The Pacific Northwest is the antithesis to Nevada. It is all sand and dust and dirt and shale and lava rock, in muted reds, browns and greys. Plants are scrubby and prickly, and look as if they could survive on less water than a Chia Pet. The rocky hills are jagged and dusty. The rocks are searing hot to the touch, and I kept expecting to see lizards and armadillos soldiering through the heat.
As you get closer to Lake Mead, large, splashy boat rental shops start to line the highway. This feels odd in the middle of the desert until you crest the hill and see the expanse of blue. Then you get closer and realize there is a sprawling marina in the middle of the lake in the middle of the desert, and an awful lot of luxury boats out there, joyriding around. This is a typical juxtaposition of Vegas: ragingly-hot desert complete with a luxury boat market.
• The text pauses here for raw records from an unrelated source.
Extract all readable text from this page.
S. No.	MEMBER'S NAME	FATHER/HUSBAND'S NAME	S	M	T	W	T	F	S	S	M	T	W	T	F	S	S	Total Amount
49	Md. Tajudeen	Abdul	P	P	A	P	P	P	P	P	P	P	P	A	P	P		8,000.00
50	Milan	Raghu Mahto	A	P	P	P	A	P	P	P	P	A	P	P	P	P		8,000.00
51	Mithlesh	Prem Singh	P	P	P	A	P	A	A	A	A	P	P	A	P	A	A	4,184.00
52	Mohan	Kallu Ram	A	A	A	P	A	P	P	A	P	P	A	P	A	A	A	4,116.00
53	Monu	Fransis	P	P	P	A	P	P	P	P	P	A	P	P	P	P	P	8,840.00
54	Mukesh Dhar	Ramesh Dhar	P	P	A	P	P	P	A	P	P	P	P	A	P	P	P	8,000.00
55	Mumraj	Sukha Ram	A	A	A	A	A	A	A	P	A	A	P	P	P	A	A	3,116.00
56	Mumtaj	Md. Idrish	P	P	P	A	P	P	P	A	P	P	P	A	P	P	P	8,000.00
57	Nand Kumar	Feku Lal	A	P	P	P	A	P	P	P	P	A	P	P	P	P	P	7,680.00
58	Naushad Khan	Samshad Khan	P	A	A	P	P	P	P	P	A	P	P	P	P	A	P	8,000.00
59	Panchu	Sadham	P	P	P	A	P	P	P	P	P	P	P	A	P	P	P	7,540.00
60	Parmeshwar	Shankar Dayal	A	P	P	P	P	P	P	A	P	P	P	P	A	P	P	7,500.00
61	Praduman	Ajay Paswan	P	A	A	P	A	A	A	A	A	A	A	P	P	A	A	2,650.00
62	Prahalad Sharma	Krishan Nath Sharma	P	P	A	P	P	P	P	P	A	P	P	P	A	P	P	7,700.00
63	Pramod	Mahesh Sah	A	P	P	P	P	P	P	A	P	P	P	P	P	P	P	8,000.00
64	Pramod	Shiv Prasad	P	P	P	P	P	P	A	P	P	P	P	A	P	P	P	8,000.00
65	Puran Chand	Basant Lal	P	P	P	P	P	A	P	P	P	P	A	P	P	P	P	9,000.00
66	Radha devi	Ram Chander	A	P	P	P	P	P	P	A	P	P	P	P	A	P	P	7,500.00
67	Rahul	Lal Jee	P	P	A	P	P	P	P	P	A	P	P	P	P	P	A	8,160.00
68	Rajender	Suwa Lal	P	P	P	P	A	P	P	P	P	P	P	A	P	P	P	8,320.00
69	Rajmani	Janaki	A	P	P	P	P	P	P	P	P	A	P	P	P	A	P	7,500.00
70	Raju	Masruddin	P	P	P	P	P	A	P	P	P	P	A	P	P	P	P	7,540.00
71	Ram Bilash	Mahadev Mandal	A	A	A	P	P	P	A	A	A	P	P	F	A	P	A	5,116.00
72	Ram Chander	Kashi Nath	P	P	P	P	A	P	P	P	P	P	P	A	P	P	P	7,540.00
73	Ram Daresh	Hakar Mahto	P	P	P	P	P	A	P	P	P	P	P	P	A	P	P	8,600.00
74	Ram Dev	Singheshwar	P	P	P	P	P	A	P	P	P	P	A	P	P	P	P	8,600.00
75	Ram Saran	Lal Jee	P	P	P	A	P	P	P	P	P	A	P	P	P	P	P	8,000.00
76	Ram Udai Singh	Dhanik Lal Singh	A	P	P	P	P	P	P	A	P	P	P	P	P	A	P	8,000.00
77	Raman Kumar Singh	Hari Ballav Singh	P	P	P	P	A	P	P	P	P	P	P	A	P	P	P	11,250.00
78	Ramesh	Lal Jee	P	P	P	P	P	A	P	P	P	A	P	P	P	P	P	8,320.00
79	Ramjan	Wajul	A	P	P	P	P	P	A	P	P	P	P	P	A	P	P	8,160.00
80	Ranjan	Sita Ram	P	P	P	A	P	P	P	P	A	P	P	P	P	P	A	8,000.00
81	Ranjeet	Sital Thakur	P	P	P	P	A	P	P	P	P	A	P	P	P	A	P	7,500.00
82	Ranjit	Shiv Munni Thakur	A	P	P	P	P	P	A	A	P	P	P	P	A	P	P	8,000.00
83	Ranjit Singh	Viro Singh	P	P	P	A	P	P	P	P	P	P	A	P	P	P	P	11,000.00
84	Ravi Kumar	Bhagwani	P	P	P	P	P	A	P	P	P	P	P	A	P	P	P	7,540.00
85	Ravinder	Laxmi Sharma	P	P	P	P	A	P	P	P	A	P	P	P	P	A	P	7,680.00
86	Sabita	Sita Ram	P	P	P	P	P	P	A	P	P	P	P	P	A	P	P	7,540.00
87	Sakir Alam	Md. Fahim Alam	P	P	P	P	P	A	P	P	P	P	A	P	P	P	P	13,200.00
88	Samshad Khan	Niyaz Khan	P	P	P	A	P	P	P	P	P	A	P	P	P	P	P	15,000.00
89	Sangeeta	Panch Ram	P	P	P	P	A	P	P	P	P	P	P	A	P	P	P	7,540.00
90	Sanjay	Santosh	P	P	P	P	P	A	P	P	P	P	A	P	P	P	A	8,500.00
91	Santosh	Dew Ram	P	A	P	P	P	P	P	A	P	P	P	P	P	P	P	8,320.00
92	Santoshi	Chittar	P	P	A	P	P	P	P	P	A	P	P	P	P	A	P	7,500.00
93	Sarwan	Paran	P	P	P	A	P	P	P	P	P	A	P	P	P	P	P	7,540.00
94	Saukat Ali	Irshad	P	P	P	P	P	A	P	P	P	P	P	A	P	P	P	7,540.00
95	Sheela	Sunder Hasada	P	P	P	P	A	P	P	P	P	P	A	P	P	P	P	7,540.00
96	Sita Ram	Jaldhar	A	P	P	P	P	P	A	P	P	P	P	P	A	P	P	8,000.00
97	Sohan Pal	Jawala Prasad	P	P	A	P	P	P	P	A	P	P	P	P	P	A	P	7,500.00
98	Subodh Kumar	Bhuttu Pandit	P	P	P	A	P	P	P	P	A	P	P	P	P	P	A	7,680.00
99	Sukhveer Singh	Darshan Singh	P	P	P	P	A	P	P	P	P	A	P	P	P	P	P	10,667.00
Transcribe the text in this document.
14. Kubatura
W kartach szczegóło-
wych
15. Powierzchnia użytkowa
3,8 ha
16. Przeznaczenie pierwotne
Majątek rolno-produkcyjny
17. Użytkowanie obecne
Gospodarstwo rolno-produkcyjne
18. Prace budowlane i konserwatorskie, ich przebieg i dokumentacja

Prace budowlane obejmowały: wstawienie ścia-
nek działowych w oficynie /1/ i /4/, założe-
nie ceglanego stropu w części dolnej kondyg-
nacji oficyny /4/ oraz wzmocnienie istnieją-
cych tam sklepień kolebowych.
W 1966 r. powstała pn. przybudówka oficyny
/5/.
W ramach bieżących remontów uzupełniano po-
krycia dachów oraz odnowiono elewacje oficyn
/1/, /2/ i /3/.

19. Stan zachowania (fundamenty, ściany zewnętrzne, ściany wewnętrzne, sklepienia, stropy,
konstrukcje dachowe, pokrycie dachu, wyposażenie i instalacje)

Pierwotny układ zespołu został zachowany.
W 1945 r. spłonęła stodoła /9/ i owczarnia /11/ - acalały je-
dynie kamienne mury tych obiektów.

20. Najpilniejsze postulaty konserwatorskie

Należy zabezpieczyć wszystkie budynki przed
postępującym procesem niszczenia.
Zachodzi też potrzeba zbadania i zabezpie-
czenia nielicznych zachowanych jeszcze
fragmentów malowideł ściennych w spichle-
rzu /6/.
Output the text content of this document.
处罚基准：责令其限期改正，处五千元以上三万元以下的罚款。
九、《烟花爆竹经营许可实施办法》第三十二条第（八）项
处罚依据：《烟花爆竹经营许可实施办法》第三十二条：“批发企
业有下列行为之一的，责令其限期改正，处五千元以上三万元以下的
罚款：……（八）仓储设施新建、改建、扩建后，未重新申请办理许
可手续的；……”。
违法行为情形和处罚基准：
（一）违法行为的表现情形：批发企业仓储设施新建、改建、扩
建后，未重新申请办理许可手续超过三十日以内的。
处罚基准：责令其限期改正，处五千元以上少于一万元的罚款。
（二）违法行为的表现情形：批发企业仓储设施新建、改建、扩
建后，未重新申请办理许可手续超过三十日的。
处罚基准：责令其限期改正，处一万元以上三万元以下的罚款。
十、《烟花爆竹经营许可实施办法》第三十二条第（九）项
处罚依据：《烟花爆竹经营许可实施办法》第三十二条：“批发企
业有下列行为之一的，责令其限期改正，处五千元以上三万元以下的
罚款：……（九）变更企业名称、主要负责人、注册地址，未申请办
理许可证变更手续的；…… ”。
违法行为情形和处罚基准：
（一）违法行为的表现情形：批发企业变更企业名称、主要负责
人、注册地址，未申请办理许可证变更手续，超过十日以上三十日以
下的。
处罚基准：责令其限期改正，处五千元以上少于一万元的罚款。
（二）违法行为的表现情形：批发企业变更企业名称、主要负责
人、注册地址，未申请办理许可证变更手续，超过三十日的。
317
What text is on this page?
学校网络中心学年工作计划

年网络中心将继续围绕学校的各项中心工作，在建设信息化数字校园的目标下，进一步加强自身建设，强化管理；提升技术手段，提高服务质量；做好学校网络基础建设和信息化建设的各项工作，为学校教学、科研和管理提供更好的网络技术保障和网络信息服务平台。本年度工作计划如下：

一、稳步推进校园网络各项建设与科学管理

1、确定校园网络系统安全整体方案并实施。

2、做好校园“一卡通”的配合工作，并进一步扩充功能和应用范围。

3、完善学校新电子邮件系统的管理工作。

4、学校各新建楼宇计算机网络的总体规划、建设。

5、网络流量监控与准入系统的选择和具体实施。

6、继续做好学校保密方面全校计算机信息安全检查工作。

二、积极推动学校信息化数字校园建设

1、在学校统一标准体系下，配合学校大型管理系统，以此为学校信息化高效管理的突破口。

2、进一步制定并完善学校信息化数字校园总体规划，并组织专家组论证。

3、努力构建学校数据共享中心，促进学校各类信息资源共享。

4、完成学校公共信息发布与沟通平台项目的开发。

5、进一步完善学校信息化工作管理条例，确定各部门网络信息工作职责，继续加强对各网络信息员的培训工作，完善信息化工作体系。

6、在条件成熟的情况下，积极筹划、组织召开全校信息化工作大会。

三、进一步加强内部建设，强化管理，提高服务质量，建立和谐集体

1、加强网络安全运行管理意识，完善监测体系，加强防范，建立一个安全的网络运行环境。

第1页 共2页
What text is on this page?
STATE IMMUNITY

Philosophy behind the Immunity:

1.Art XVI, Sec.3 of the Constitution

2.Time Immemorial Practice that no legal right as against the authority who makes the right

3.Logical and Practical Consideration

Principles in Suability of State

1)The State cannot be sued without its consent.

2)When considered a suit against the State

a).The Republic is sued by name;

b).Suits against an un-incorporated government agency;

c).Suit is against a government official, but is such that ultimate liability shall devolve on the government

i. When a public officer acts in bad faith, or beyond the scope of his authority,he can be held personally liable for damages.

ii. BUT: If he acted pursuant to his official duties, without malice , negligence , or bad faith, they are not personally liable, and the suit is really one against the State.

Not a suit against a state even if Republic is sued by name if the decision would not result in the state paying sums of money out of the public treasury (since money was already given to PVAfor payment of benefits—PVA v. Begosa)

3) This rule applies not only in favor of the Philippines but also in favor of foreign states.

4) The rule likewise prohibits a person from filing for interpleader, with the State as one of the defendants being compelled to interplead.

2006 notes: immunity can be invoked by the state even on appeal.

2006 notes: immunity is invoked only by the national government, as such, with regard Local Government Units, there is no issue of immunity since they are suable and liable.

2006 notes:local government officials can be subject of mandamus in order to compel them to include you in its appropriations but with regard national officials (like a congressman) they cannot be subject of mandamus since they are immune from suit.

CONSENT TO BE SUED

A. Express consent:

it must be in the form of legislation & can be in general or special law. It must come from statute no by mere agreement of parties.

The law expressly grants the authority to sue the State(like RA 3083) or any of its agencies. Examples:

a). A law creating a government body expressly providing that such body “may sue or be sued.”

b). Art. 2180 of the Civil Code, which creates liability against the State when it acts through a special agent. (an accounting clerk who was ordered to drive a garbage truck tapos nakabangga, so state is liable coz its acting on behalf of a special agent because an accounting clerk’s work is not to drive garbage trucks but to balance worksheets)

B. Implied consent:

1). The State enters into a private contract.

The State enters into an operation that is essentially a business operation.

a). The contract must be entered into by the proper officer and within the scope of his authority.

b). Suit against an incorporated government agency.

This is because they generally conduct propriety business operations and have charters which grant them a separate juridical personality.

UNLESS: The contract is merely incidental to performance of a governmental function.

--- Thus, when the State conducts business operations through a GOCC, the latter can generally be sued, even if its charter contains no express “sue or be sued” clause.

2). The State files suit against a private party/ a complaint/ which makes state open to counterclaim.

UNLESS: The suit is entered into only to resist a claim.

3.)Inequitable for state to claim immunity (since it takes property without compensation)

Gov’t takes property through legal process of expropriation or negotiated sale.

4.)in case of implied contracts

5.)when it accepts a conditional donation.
Hoover Dam and the Lake are starving for water, and there is a giant "bathtub ring" of mineral deposits around the lake. In fact, Nevada and Southern California are facing critical mass with a water shortage by 2011 that is going to force them to pipe in water by 2011. The Dam itself is operating at @43 per cent right now, and with this hot summer and a possible El Nino winter, I don't see them turning their drought around any time soon.
All this starvation in a land of excess is odd. The hotels and casinos are so very over the top, and so incredibly self-indulgent that Hoover Dam became more of a reminder and a critical environmental lesson rather than another pretty monument at which to get another family photo.
That being said, we did stop for the standard tourist shot.